Adirondackwannabe's avatar

@burntbonez GA. Interesting way of looking at it. If they don’t do anything it should reduce the deficit, plus we’ll get to see if Keynesian economic theory was correct.

BhacSsylan's avatar

@Adirondackwannabe Not sure exactly what you mean, Keynesian theory wants the opposite effect, putting money into the economy as a driver. Unless you mean if this occurs and things go south fast it’ll validate Keynesians.

Anyway, yeah, pretty well answered so far. The a supercommittee was put together to tackle the debt, with the 1 trillion in cuts to domestic and military spending acting as a Sword of Damascus to force the bipartisan committee to work out a deal, since republicans don’t want to cut the military and democrats don’t want to cut social programs. When they failed, the sequester was initiated and will now be occurring unless they work out a deal.

Add to the the Bush cuts which expire on January 1st, and you have the ‘fiscal cliff’. However, it should be noted that even if they yet again fail to fix it, no part of the cliff will have any real effect for several months after that deadline. Though Wall Street will probably take a hit as investors once again get spooked by our current congress’ inability to do anything useful.
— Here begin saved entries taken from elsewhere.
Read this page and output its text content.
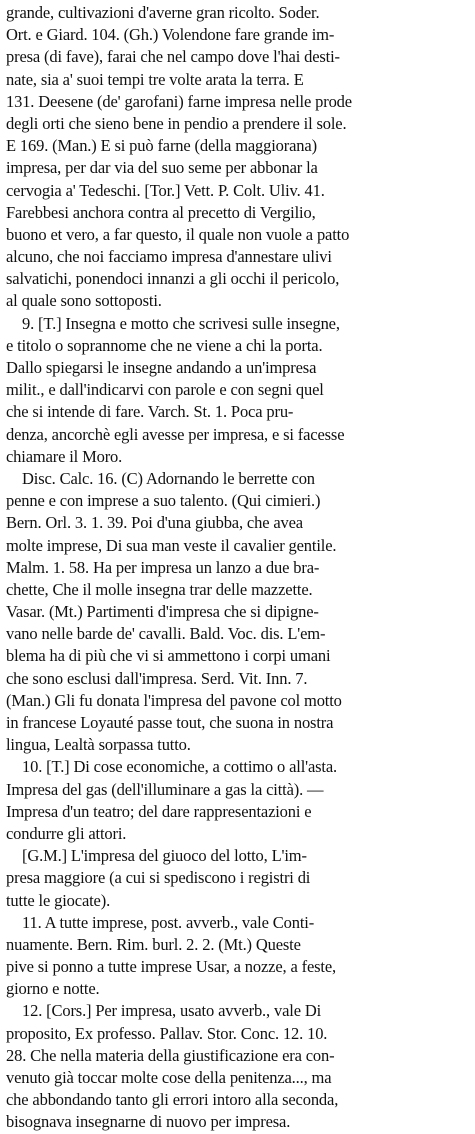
grande, cultivazioni d'averne gran ricolto. Soder.
Ort. e Giard. 104. (Gh.) Volendone fare grande im-
presa (di fave), farai che nel campo dove l'hai desti-
nate, sia a' suoi tempi tre volte arata la terra. E
131. Deesene (de' garofani) farne impresa nelle prode
degli orti che sieno bene in pendio a prendere il sole.
E 169. (Man.) E si può farne (della maggiorana)
impresa, per dar via del suo seme per abbonar la
cervogia a' Tedeschi. [Tor.] Vett. P. Colt. Uliv. 41.
Farebbesi anchora contra al precetto di Vergilio,
buono et vero, a far questo, il quale non vuole a patto
alcuno, che noi facciamo impresa d'annestare ulivi
salvatichi, ponendoci innanzi a gli occhi il pericolo,
al quale sono sottoposti.
9. [T.] Insegna e motto che scrivesi sulle insegne,
e titolo o soprannome che ne viene a chi la porta.
Dallo spiegarsi le insegne andando a un'impresa
milit., e dall'indicarvi con parole e con segni quel
che si intende di fare. Varch. St. 1. Poca pru-
denza, ancorchè egli avesse per impresa, e si facesse
chiamare il Moro.
Disc. Calc. 16. (C) Adornando le berrette con
penne e con imprese a suo talento. (Qui cimieri.)
Bern. Orl. 3. 1. 39. Poi d'una giubba, che avea
molte imprese, Di sua man veste il cavalier gentile.
Malm. 1. 58. Ha per impresa un lanzo a due bra-
chette, Che il molle insegna trar delle mazzette.
Vasar. (Mt.) Partimenti d'impresa che si dipigne-
vano nelle barde de' cavalli. Bald. Voc. dis. L'em-
blema ha di più che vi si ammettono i corpi umani
che sono esclusi dall'impresa. Serd. Vit. Inn. 7.
(Man.) Gli fu donata l'impresa del pavone col motto
in francese Loyauté passe tout, che suona in nostra
lingua, Lealtà sorpassa tutto.
10. [T.] Di cose economiche, a cottimo o all'asta.
Impresa del gas (dell'illuminare a gas la città). —
Impresa d'un teatro; del dare rappresentazioni e
condurre gli attori.
[G.M.] L'impresa del giuoco del lotto, L'im-
presa maggiore (a cui si spediscono i registri di
tutte le giocate).
11. A tutte imprese, post. avverb., vale Conti-
nuamente. Bern. Rim. burl. 2. 2. (Mt.) Queste
pive si ponno a tutte imprese Usar, a nozze, a feste,
giorno e notte.
12. [Cors.] Per impresa, usato avverb., vale Di
proposito, Ex professo. Pallav. Stor. Conc. 12. 10.
28. Che nella materia della giustificazione era con-
venuto già toccar molte cose della penitenza..., ma
che abbondando tanto gli errori intoro alla seconda,
bisognava insegnarne di nuovo per impresa.
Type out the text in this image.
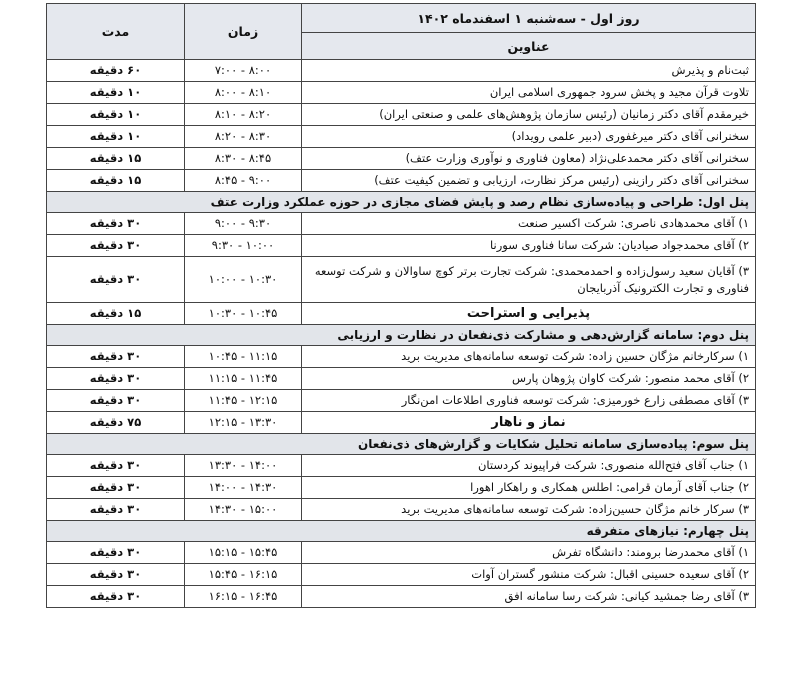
روز اول - سه‌شنبه ۱ اسفندماه ۱۴۰۲	زمان	مدت
عناوین		
ثبت‌نام و پذیرش	۸:۰۰ - ۷:۰۰	۶۰ دقیقه
تلاوت قرآن مجید و پخش سرود جمهوری اسلامی ایران	۸:۱۰ - ۸:۰۰	۱۰ دقیقه
خیرمقدم آقای دکتر زمانیان (رئیس سازمان پژوهش‌های علمی و صنعتی ایران)	۸:۲۰ - ۸:۱۰	۱۰ دقیقه
سخنرانی آقای دکتر میرغفوری (دبیر علمی رویداد)	۸:۳۰ - ۸:۲۰	۱۰ دقیقه
سخنرانی آقای دکتر محمدعلی‌نژاد (معاون فناوری و نوآوری وزارت عتف)	۸:۴۵ - ۸:۳۰	۱۵ دقیقه
سخنرانی آقای دکتر رازینی (رئیس مرکز نظارت، ارزیابی و تضمین کیفیت عتف)	۹:۰۰ - ۸:۴۵	۱۵ دقیقه
پنل اول: طراحی و پیاده‌سازی نظام رصد و پایش فضای مجازی در حوزه عملکرد وزارت عتف		
۱) آقای محمدهادی ناصری: شرکت اکسیر صنعت	۹:۳۰ - ۹:۰۰	۳۰ دقیقه
۲) آقای محمدجواد صیادیان: شرکت سانا فناوری سورنا	۱۰:۰۰ - ۹:۳۰	۳۰ دقیقه
۳) آقایان سعید رسول‌زاده و احمدمحمدی: شرکت تجارت برتر کوچ ساوالان و شرکت توسعه فناوری و تجارت الکترونیک آذربایجان	۱۰:۳۰ - ۱۰:۰۰	۳۰ دقیقه
پذیرایی و استراحت	۱۰:۴۵ - ۱۰:۳۰	۱۵ دقیقه
پنل دوم: سامانه گزارش‌دهی و مشارکت ذی‌نفعان در نظارت و ارزیابی		
۱) سرکارخانم مژگان حسین زاده: شرکت توسعه سامانه‌های مدیریت برید	۱۱:۱۵ - ۱۰:۴۵	۳۰ دقیقه
۲) آقای محمد منصور: شرکت کاوان پژوهان پارس	۱۱:۴۵ - ۱۱:۱۵	۳۰ دقیقه
۳) آقای مصطفی زارع خورمیزی: شرکت توسعه فناوری اطلاعات امن‌نگار	۱۲:۱۵ - ۱۱:۴۵	۳۰ دقیقه
نماز و ناهار	۱۳:۳۰ - ۱۲:۱۵	۷۵ دقیقه
پنل سوم: پیاده‌سازی سامانه تحلیل شکایات و گزارش‌های ذی‌نفعان		
۱) جناب آقای فتح‌الله منصوری: شرکت فراپیوند کردستان	۱۴:۰۰ - ۱۳:۳۰	۳۰ دقیقه
۲) جناب آقای آرمان قرامی: اطلس همکاری و راهکار اهورا	۱۴:۳۰ - ۱۴:۰۰	۳۰ دقیقه
۳) سرکار خانم مژگان حسین‌زاده: شرکت توسعه سامانه‌های مدیریت برید	۱۵:۰۰ - ۱۴:۳۰	۳۰ دقیقه
پنل چهارم: نیازهای متفرقه		
۱) آقای محمدرضا برومند: دانشگاه تفرش	۱۵:۴۵ - ۱۵:۱۵	۳۰ دقیقه
۲) آقای سعیده حسینی اقبال: شرکت منشور گستران آوات	۱۶:۱۵ - ۱۵:۴۵	۳۰ دقیقه
۳) آقای رضا جمشید کیانی: شرکت رسا سامانه افق	۱۶:۴۵ - ۱۶:۱۵	۳۰ دقیقه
It should also be noted that the republican’s current ‘deal’ to fix it simply takes the military cuts and dumps them into more domestic cuts instead and refuses any tax increases (their ”$800 billion in increased revenue” is not an actual tax increase, but a promise to get around to reforming tax loopholes eventually), despite their economic theory being so soundly defeated in the polls, both on election night and since. Introspective they are not.
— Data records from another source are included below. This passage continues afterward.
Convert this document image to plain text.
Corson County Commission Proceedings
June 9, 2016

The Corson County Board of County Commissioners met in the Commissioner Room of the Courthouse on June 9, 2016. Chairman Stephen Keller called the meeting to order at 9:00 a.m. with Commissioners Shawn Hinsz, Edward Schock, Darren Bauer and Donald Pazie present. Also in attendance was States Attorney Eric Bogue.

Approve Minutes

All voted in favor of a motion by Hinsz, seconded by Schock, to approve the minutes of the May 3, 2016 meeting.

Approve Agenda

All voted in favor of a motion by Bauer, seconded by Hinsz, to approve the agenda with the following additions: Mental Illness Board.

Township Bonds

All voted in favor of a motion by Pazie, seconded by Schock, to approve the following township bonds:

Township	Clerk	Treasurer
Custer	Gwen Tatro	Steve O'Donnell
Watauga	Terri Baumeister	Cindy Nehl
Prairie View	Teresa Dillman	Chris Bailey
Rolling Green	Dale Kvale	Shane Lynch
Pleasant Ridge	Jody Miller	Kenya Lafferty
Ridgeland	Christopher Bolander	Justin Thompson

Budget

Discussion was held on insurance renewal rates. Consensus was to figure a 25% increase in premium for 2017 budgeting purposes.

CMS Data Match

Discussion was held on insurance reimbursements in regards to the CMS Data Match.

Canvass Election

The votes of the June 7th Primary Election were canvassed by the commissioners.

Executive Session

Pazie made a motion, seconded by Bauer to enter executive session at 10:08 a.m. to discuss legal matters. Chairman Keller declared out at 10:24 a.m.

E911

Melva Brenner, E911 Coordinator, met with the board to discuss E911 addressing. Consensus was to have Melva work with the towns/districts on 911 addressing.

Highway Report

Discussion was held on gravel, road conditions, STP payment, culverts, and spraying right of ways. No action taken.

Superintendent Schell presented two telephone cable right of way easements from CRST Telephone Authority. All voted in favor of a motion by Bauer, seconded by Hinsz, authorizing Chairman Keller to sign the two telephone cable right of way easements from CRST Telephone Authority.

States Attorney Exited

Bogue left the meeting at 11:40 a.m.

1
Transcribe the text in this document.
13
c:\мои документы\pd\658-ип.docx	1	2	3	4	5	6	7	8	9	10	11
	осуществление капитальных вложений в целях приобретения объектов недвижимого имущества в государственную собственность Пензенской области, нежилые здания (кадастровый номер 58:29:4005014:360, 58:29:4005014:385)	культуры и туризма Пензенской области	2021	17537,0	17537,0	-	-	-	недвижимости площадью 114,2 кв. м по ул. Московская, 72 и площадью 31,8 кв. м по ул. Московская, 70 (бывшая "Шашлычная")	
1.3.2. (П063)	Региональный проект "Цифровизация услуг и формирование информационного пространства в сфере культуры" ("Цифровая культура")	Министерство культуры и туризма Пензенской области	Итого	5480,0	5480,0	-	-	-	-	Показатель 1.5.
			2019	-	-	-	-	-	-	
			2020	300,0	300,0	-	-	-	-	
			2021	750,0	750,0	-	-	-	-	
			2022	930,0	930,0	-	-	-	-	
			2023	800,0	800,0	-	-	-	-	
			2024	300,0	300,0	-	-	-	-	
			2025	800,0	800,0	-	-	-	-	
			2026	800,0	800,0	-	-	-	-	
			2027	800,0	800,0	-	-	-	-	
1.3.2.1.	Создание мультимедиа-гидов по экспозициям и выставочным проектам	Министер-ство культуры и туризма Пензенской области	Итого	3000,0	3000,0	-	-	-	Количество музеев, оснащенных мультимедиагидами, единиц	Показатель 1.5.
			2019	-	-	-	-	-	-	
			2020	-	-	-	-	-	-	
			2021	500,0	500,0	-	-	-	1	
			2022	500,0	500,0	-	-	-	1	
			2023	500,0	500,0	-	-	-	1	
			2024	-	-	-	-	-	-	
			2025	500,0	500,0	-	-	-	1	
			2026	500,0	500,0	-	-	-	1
Adirondackwannabe's avatar

@BhacSsylan Yes, if the economy tanks in a hurry it will give us an answer, although it’s going to hurt.

BhacSsylan's avatar

@Adirondackwannabe Ah, okay, i agree then. Though we do keep hearing from the right that we need to shrink the government. They seem so unwilling to take their own advice.

burntbonez's avatar

The economy is not going to tank. The only thing to pressure congress with be the stock market. If we see a severe market reaction as we come up to new years, Congress will cut a deal. No pressure from investors, and this will drag on and on.

hearkat's avatar

I don’t think they’re worried about it. I think they – and especially the media – like to keep the masses in a state of fear, and looking to them to “rescue” us from their own inability to enact true reform.

BhacSsylan's avatar

Speaking of the fiscal cliff, McConnel just filibustered his own bill dealing with the debt ceiling: http://www.nytimes.com/interactive/us/politics/debt-reckoning.html (scroll down to “Reid Calls McConnell’s Bluff on Debt Ceiling”, site is kind of obnoxious).

Yup.

wundayatta's avatar

It’s all marketing and public relations and mythology. None of this is happening very fast and it certainly won’t happen on Jan 1. Congress has lots of time to work things out. I’m not sure if the politicians are talking it up to create pressure, or if it’s the press or lobbyists or what.
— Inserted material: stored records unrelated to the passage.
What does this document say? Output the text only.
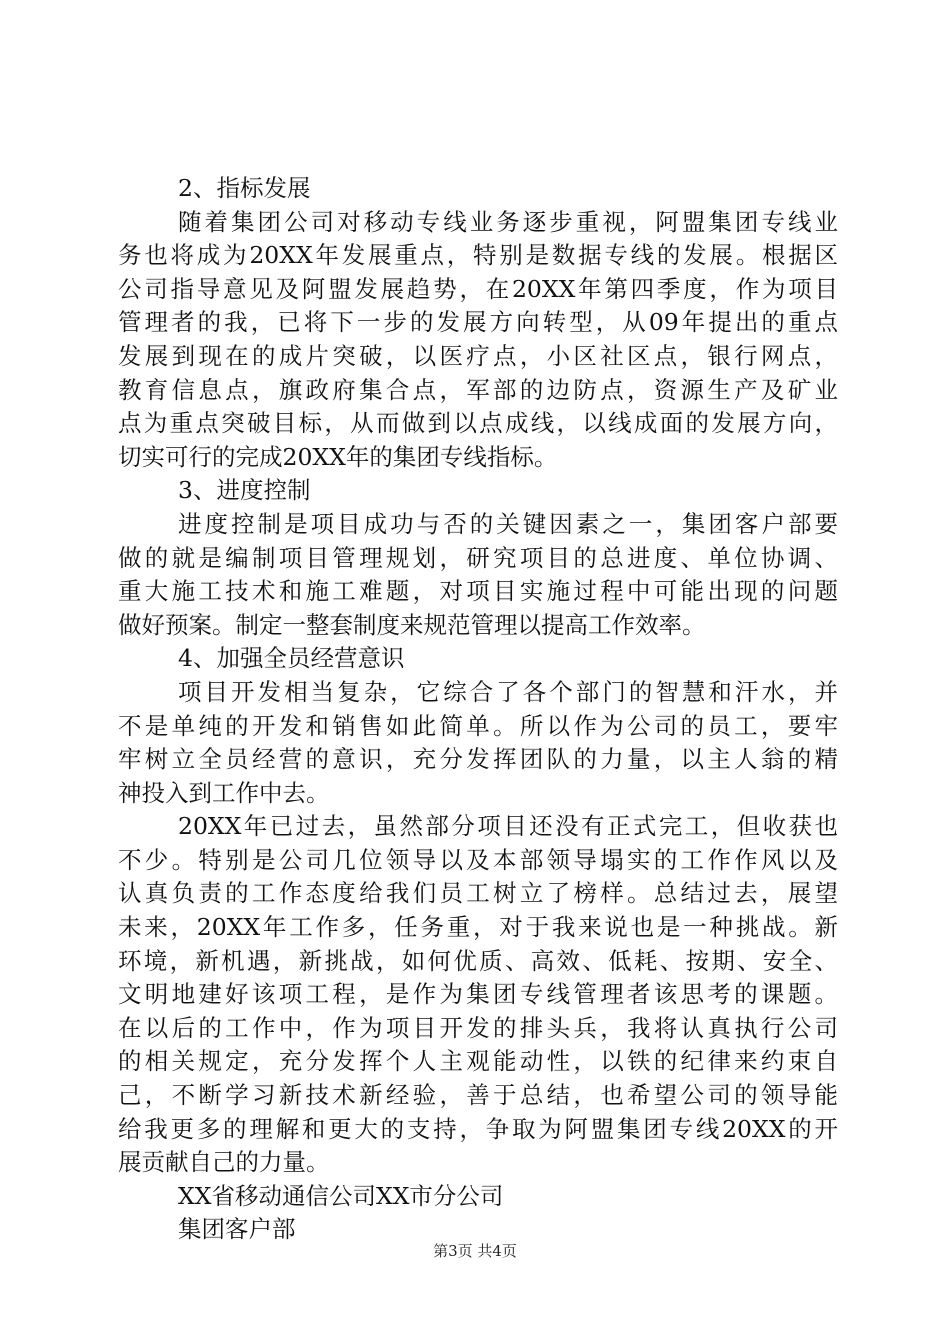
2、指标发展
随着集团公司对移动专线业务逐步重视，阿盟集团专线业
务也将成为20XX年发展重点，特别是数据专线的发展。根据区
公司指导意见及阿盟发展趋势，在20XX年第四季度，作为项目
管理者的我，已将下一步的发展方向转型，从09年提出的重点
发展到现在的成片突破，以医疗点，小区社区点，银行网点，
教育信息点，旗政府集合点，军部的边防点，资源生产及矿业
点为重点突破目标，从而做到以点成线，以线成面的发展方向，
切实可行的完成20XX年的集团专线指标。
3、进度控制
进度控制是项目成功与否的关键因素之一，集团客户部要
做的就是编制项目管理规划，研究项目的总进度、单位协调、
重大施工技术和施工难题，对项目实施过程中可能出现的问题
做好预案。制定一整套制度来规范管理以提高工作效率。
4、加强全员经营意识
项目开发相当复杂，它综合了各个部门的智慧和汗水，并
不是单纯的开发和销售如此简单。所以作为公司的员工，要牢
牢树立全员经营的意识，充分发挥团队的力量，以主人翁的精
神投入到工作中去。
20XX年已过去，虽然部分项目还没有正式完工，但收获也
不少。特别是公司几位领导以及本部领导塌实的工作作风以及
认真负责的工作态度给我们员工树立了榜样。总结过去，展望
未来，20XX年工作多，任务重，对于我来说也是一种挑战。新
环境，新机遇，新挑战，如何优质、高效、低耗、按期、安全、
文明地建好该项工程，是作为集团专线管理者该思考的课题。
在以后的工作中，作为项目开发的排头兵，我将认真执行公司
的相关规定，充分发挥个人主观能动性，以铁的纪律来约束自
己，不断学习新技术新经验，善于总结，也希望公司的领导能
给我更多的理解和更大的支持，争取为阿盟集团专线20XX的开
展贡献自己的力量。
XX省移动通信公司XX市分公司
集团客户部
第3页 共4页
But the fiscal cliff is more like a fiscal molehill, in terms actual impact. Or rather, an infinite series of molehills. Problem is, molehills don’t make for good press coverage, nor do they create an exciting bump. So they turn the molehill into a cliff, and voila! They’ve given the news organizations their headline for the next few months.

All in all, they’d probably be better off playing Parcheesi.

jrpowell's avatar

I really want to go over the cliff. The tax cuts expire and then a bill is introduced to lower the tax rate for the middle class. Let the Republicans fight it. And then let Obama bring it up every week that the GOP shot down the “tax relief bill for the middle class bill of 2013.”